Fortunately, Slackwood did the other thing. They discovered that Margaret had walked to church that morning from a building down the street that nobody had paid much attention to before — a low-income apartment complex that had become a favorite spot for folks who were under the care of Trenton’s mental health umbrella. It was a whole building of folks who sometimes needed a bit of extra help. And so Slackwood decided they would throw a party. Actually one elder at Slackwood decided they would throw a party. A festival, in their backyard, a block party, and they would invite the whole building. They were going to welcome everybody in that building, anybody who would come, in the name of Christ. It was, on its face, an experiment. It was entirely possible that nobody would come, which, in some ways, is the easiest outcome. But the other thing happened. Everybody came.
Everybody came to the party. You throw a party and you’ve never quite sure who’s going to show up but in this case everybody came. And then a bunch of them came to church. And then a bunch of them came back. And that sounds like an amazing outcome but the point of the story is that this is where the work actually starts. Because now all of a sudden Slackwood was no longer a church of Scottish immigrants and their grandchildren. Now all of a sudden Slackwood was no longer defined by its old roots in Presbyterian liturgy and old-world practice. When you worship with 20 on a Sunday morning it does not take many new faces to totally upset the fabric of the congregation and many new faces is exactly what they got. Today Slackwood is a thriving church, but it is not the church it was. The old life has gone. A new life has begun. Because of the hard work of hospitality. The faithful work. The Christian work. Hospitality which is an offering not just of food and drink but an offering of self. An offering of identity. An offering that says you are as much a part of this family as I am. We are children of God together. You matter here, at least as much as I do. Because when Christ is lifted up, he gathers all people to himself.
After all, that’s where this story goes, in the end.
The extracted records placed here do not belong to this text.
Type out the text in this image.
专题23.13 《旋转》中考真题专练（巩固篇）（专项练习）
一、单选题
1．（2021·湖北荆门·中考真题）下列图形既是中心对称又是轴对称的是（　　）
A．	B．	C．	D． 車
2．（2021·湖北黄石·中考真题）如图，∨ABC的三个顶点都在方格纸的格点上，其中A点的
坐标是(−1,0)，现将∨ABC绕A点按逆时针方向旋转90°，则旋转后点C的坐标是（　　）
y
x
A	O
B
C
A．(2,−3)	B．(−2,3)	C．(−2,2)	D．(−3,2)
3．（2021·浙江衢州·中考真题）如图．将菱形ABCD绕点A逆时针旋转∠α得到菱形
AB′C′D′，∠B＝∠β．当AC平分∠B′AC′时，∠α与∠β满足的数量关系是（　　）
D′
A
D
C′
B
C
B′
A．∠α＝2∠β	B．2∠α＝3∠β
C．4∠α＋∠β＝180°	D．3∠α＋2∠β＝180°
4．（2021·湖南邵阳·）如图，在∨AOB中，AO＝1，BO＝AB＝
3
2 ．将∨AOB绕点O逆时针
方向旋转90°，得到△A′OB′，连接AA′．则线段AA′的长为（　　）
It was never really first about us. It was never really first about us opening our doors and opening ourselves. First, it was about Jesus Christ who welcomed strangers and outcasts, who broke bread with sinners, who became human so that he could welcome us into the love and grace of God. We become who we welcome. But this party has been his the whole time. It never belonged to us. It never will belong to us. But you’ve got a badge. And I’ve got a badge. And everybody gets a badge. And we are all welcome at the feast of God’s love. And we are all welcome at table of God’s mercy. And we are all welcome at the festival of God’s grace. And we will not all be dressed the same, but trust on me on this. Because I was standing in the inside room at Stubbs listening to the NPR showcase, watching this very respectable-looking woman stand out like a sore thumb and work the dance floor like she owned the place. And then the song ended. And then the set ended. And then this woman, much to my horror, gets up on stage. And then she takes the microphone. And then, on behalf of the local NPR affiliate that she works for, she thanked the artist and thanked us. And then it all made sense.
It was her party all along. She did own the place. And I was so glad to be her guest, thanks be to God.